After the awards were presented, Hightower thanked everyone present for supporting United Way.
“You’ve heard stories today about volunteers and board members and committees and companies that have made an impact,” said Hightower. “This is the group that is fighting for the health, financial stability, education and providing a safety net for this community. You are the ones that do that. When we fight our most challengingdisasters or circumstances, you all are in the front lines of that. We win in this community because you choose to get involved and you get your hands dirty and you bring awareness and find solutions.”
Ruth Moffat, the 211 director, was introduced to highlight an issue in the community: homelessness.
Moffat began by discussing the role of nonprofits in the community.

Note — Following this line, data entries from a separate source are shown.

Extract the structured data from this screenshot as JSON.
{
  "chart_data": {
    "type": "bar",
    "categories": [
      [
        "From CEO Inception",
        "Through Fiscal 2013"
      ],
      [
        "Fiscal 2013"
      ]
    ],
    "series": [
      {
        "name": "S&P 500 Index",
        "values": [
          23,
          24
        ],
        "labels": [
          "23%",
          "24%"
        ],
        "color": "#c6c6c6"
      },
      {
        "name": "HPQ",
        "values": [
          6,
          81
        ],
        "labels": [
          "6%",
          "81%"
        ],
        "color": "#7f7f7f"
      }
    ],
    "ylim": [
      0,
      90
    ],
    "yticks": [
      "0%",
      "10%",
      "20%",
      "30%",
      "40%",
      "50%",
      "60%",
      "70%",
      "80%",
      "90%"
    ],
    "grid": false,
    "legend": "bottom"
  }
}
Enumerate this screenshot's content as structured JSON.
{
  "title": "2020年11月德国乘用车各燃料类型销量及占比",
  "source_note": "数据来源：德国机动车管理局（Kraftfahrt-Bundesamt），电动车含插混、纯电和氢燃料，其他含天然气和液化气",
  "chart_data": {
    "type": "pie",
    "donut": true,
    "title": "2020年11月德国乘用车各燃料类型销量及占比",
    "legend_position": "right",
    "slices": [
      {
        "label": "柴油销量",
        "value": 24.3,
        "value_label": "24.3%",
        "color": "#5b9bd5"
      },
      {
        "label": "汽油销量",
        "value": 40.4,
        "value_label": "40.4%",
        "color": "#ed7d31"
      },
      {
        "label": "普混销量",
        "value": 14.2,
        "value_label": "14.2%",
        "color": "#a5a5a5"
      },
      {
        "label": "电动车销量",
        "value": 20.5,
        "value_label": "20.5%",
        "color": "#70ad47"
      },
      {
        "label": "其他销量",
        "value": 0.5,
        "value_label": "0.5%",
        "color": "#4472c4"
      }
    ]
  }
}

“That’s what nonprofits do,” said Moffat. “We roll up our sleeves, we divide and conquer and we get the work done. When all the nonprofits are working as they should and coming together and filling those gaps then the community is covered.”
Moffat discussedthe reasons behind why people become homeless. Death, unemployment, mental illness, drug abuse, violence and natural disasters can upset the stability of a person’s life.
Moffat shared statistics of homelessness in Northeast Alabama. On any given night, 119 people are homeless. Last year, local United Way agencies assisted the local homeless community. The Salvation Army provided 32,000 nights of shelter in Etowah County. Thirteeth Place housed and cared for 51 teens. The American Red Cross provided emergency assistance to 208 families after house fires. The organization 2nd Chance Inc. served 122 clients with 3,378 nights of shelter.
To close out the annual meeting, attendees were put to work assembling care kits with hygeine neccessities that will be dispersed to local agencies to give to those in need.